With much of the eurozone economy humming along nicely, and the sovereign debt crisis that engulfed the single currency region having largely receded, it is easy to forget that the country where it all started is still deep in trouble.
This week the enduring problem of Greece took a new and disturbing turn. It was revealed that the executive board of the International Monetary Fund is split on the question of what fiscal surplus Greece should be required to hit — which in itself will affect whether it needs official debt relief to reach sustainable growth.
Disputes between the IMF and the eurozone governments are hardly new but the fact that the fund admitted a division between its member countries is significant. European nations are over-represented on the board relative to their size in the global economy. Wielding that power to dissuade the fund from demanding debt relief from eurozone governments is a clear conflict of interest and poses a threat to the fund’s credibility and independence.
Over the past year, the stand-off between the creditors has been almost as rancorous as that between the creditors and the debtor. The fund, which over the years has come to take a more realistic view of Greece’s debt sustainability, has dug its heels in and said it will not continue to participate without further reductions in the burden. This leaves eurozone countries, particularly Germany, in a quandary. Berlin insists it will not continue with the rescue without the involvement of the IMF but it fiercely opposes the debt writedown that the fund is demanding.
The point at issue is the fiscal surplus Greece is required to hit. The IMF says that reaching and maintaining a primary surplus of 1.5 per cent of gross domestic product is sufficient; the eurozone wants an improbable 3.5 per cent. Given Greece’s repeated undershooting of growth targets, it is unlikely Athens can deliver the higher figure.
This dispute is familiar. But the IMF’s unusual decision to reveal a split on its executive board, which normally operates by consensus, underlines the weaknesses of the fund’s governance. The European directors on the board, who want the IMF to agree to the higher fiscal surplus number, are undoubtedly conflicted by having an eye on the effect on their own governments having to write down debt.
Forthcoming elections in the eurozone, including Germany and France, mean that the political as well as economic cost of being seen to give in to Greece is considerable. Greece’s own government has also been shaken by the conflict, and through its intransigence, the eurozone may force yet another change of administration, with the Syriza government being replaced by the centre-right opposition. At the margin, that may result in Greece being offered a slightly better deal than under the current administration.
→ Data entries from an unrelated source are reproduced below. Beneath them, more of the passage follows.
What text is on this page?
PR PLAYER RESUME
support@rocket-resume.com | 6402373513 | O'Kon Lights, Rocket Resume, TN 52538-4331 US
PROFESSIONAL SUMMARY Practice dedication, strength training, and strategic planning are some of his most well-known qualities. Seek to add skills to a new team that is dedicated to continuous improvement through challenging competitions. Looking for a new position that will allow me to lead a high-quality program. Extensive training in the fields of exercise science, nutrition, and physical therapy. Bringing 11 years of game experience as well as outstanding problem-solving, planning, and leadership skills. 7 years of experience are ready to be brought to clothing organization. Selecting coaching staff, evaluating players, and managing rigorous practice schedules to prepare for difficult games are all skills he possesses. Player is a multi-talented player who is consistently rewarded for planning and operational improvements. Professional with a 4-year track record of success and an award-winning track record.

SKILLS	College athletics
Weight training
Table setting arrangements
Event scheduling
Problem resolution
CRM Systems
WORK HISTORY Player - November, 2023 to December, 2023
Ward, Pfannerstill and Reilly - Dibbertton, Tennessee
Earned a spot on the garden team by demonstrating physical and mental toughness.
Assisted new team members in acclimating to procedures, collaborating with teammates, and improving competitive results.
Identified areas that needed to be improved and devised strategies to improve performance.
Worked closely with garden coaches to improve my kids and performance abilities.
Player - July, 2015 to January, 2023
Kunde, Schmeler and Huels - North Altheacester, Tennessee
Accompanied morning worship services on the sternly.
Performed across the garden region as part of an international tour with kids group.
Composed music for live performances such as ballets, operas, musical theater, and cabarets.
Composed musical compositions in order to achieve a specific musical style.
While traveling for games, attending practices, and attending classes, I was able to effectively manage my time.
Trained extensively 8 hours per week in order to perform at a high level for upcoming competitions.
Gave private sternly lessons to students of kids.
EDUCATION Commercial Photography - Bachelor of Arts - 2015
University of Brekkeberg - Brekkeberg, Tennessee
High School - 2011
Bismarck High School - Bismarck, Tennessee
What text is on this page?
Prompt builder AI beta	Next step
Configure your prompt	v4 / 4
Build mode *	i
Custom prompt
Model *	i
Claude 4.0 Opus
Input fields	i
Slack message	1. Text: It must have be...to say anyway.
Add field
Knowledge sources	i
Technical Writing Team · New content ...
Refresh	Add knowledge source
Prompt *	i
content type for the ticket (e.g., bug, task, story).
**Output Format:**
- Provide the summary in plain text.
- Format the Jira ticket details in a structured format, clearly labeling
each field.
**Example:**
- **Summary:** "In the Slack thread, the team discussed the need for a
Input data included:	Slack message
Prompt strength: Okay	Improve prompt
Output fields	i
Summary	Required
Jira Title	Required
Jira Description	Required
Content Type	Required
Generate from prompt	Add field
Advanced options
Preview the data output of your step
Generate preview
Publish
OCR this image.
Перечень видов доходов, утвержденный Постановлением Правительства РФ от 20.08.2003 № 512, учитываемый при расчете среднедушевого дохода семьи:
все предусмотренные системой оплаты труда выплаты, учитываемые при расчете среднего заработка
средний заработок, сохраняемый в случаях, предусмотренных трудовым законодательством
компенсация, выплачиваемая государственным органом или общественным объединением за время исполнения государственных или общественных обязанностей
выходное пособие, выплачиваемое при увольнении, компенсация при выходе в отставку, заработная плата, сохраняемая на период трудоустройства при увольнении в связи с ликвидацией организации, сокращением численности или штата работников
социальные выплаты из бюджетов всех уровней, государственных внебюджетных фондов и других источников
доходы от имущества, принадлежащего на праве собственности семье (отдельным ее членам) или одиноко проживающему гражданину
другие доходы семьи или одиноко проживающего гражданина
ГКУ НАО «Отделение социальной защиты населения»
But short-term political manoeuvring is a terrible way to try to set Greece on a path to long-term debt sustainability and economic stability.
Right from the beginning of the Greek crisis in 2010, the political need to shield first their banks and investors, and then their taxpayers, has warped the response of eurozone governments. They have consistently signed up to hugely over-optimistic growth and surplus targets rather than accepting the need for more external finance and, if required, debt writedowns.
The rest of the IMF’s membership should be prepared to overrule the recalcitrant Europeans. The complaints of a self-interested cabal cannot be allowed to get in the way of Greece’s best interests. Eurozone governments have behaved poorly on this issue. They deserve to be defeated.